Diğer Yazılar

Kürtler Nereye?

Sanılmasın ki hedeflenenler sadece Selim Çürükkaya, Botan, Zeki ya da Süleyman dır. Örgüt içinde de aynı durum, hem de herkese karşı işletilmektedir.

Kani Yilmaz / Kürt sorununda çözüm sürece yayılıp uzadıkça ve çözüm iddiasındaki siyasal hareketler çözümün öznesi olmaktan uzaklaştıkça içe büzülme, içe yönelme, iç-dış düşman arayışlarına girme, aşırı eleştiricilik, suçlu arayışı ve giderek komplo teorileriyle gelişme ve sorunları izaha çalışmak gelişiyor.
Bu bir ideolojik-siyasal paranoya halidir.

Paranoya çoğu zaman komplo teorisini üretenden çok, o teoriye dört elle sarılma eğilimindeki bedel ödemiş ve özgürlük özlemi içindeki taraftar kitleyi etkisi altına alır. Artık komplo teorisinin hangi konuda üretildiğine bağlı olarak; teorik, ideolojik, siyasal veya şiddet içeren saldırganlık önü alınamaz bir şekilde gelişir. Gündem saptırılır. Geçici rahatlamalara ulaşılır. Düşmanlıklar keskinleşir. Komplo teorisi üretilerek gerçekleşen yönelimler, yönelimi geçekleştireni zorladığı kadar, yönelimle karşı karşıya kalanı da zorlar.
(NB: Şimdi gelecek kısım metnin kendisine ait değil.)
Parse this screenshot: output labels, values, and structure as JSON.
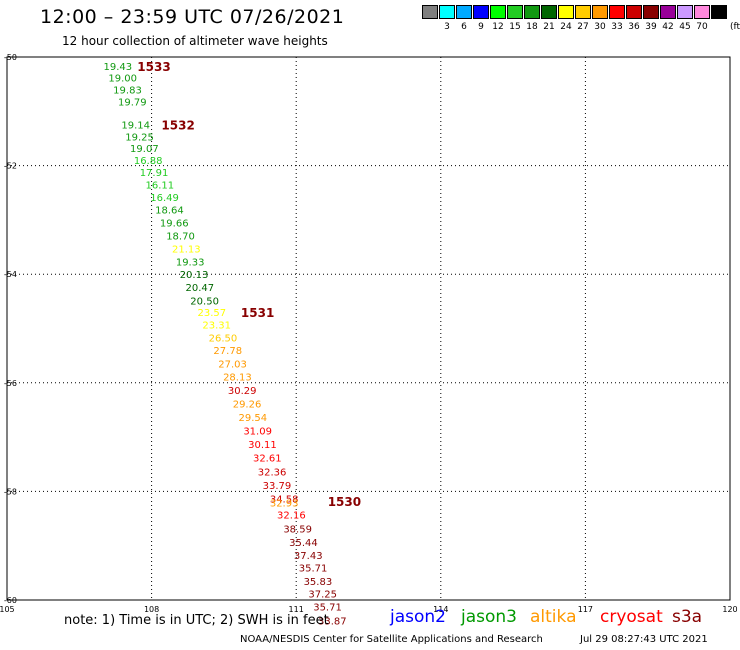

Sonuçta bu karşılıklı zorlanmalardan ulus, onun davası ve amaçları zarar görür. Ulusun karşıtları kazançlı çıkar. Eğer komplo teorisini üretenler açısından düşman algılaması, egemen sistem ve onun baskı güçlerini değil de ulusun diğer temsilcilerini içeriyorsa, bu sefer ulusun diğer temsilcilerine amaçlanan yönelim gerçekleştirilmiş, ama yine de ulus ve daha ağır ölçüde zarar görmüş olur.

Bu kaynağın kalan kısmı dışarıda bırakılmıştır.